I love You, You’re Perfect, Now Change
Alaine de Botton, the founder and chairman of “The School of Life” says that “when humiliation is used in an attempt to teach and change your partner, they will not learn anything. Just like in children, your partner needs implausible sweetness, patience, and tenderness to learn”. Unfortunately, more often than not, we sometimes communicate legitimate concerns to our partners in a way that leaves them wounded and rejected. Eventually, this damages the relationship.
We all want to change various aspects of our partners but realistically you cannot change all aspects to suit your ideals. A certain degree of pessimism can be a friend of love once you accept that your lover will never change into what you think he/she should be. You don’t need a perfect lover, what you need is one that is able to explain their imperfections adequately.
How Are You Crazy?
Alain de Botton believes that when two people meet on a first date, instead of trying to impress each other and show off, they should start by saying, “How are you crazy? I’m crazy like this.” There should be a mutual acceptance that they are both damaged individuals trying to make a connection. Unfortunately, when we fall in love, we craft in our minds ideas of who the other person should be. We impose on them an idea of who we think they are and this is neither fair to them or ourselves. When their behavior fails to match our ideals, we sulk.

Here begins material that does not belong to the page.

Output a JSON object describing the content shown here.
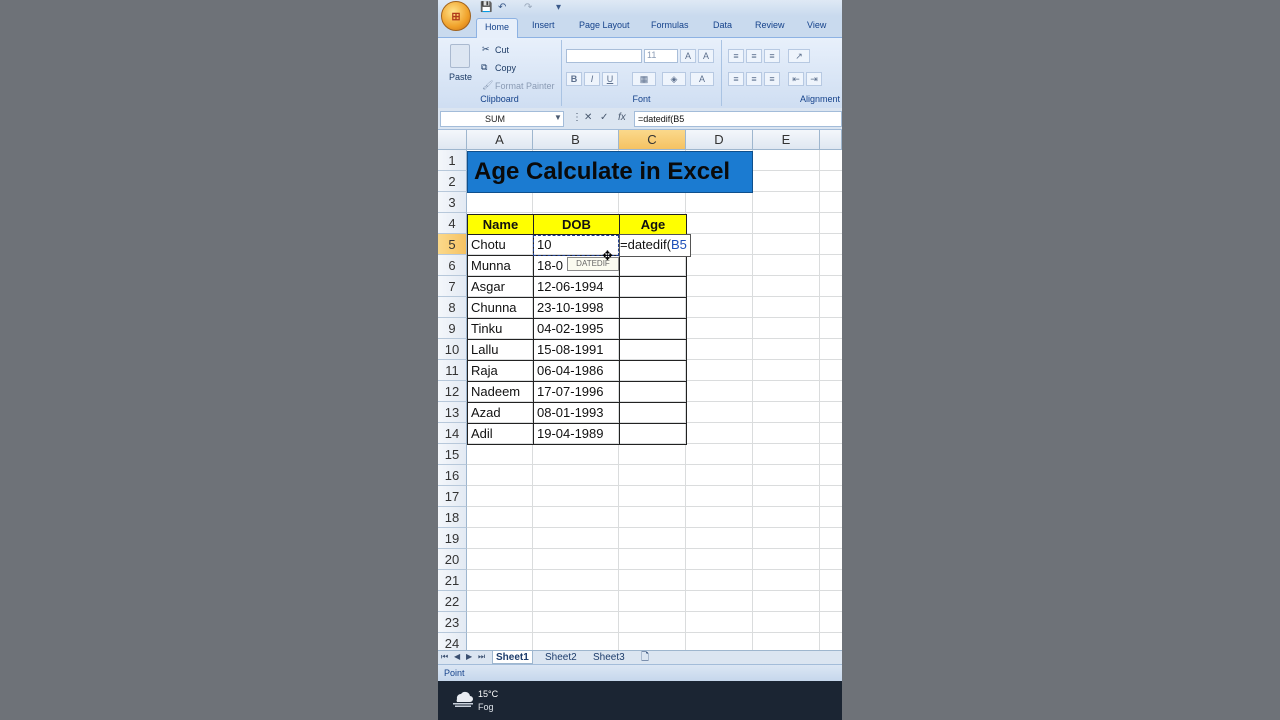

Sulking is reserved for people that we feel should understand us without having to speak out what is bothering us. In relationships, there is always the assumption that your partner should know what you’re thinking and be feeling, without you having to tell them. Of course, this is unrealistic but when your partner sulks, the best thing to do is treat them the way you would a child, without infantilizing them. For instance, when a child tells you they hate you or asks you leave them alone, you interpret their behavior as maybe they’re hungry or upset but of course, they don’t hate you. So when your lover sulks and retreats – don’t pull away. Try and understand where their behavior is stemming from. That’s true love. Go to the front of your lover’s depressing challenging behavior and trying to ask where it might have come from. If you manage that, then you’re on the road to understanding what love is really about.
Being “Good Enough”
Donald Winnicott, an English psychoanalyst, uses the term “good enough” in relation to parenting. You can read more about the in my previous post, “Will I be a “Good Enough” Mother.” This term applies to relationships too. Accepting that your partner will not always understand you will help you have a happier and more content relationship. There will be moments when you both have a great connection but they are rare. However, if it’s good enough then there is no point dwelling on the aspects that are not perfect.

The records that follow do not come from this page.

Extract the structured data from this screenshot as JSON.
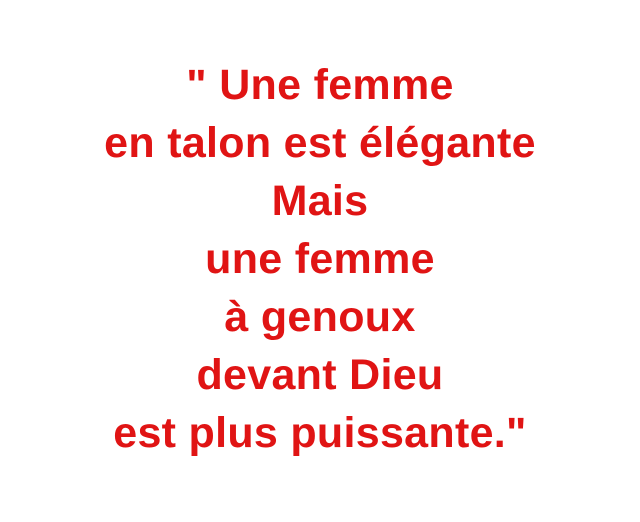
{
  "quote": {
    "color": "#e01414",
    "lines": [
      "\" Une femme",
      "en talon est élégante",
      "Mais",
      "une femme",
      "à genoux",
      "devant Dieu",
      "est plus puissante.\""
    ]
  }
}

Self-acceptance through Sex?
In love, we sometimes make the mistake of validating and seeking self-acceptance through the narrow gate of sex. We also often tend to think of sex as a force within us that thrust us into activity with one another, while in reality is it psychological. The true reason people get excited about sex is not so much because of the pleasurable nerve-ending business; ultimately, it is because it makes one feel accepted. We like it because of the meaning infused in it which is, “I accept you in a way that is exceptionally intimate and that would be quite revolting if I were to do it with someone else.”
Accepting the Flaws
Ultimately, love is something we learn and make progress in along the way. It’s not just an enthusiasm or skill. There is also nothing like the perfect match. True love is both messy and ambiguous at the best of times. The moment we acknowledge our flawed humanity; the better chance we’ll have of doing the truly hard work of love.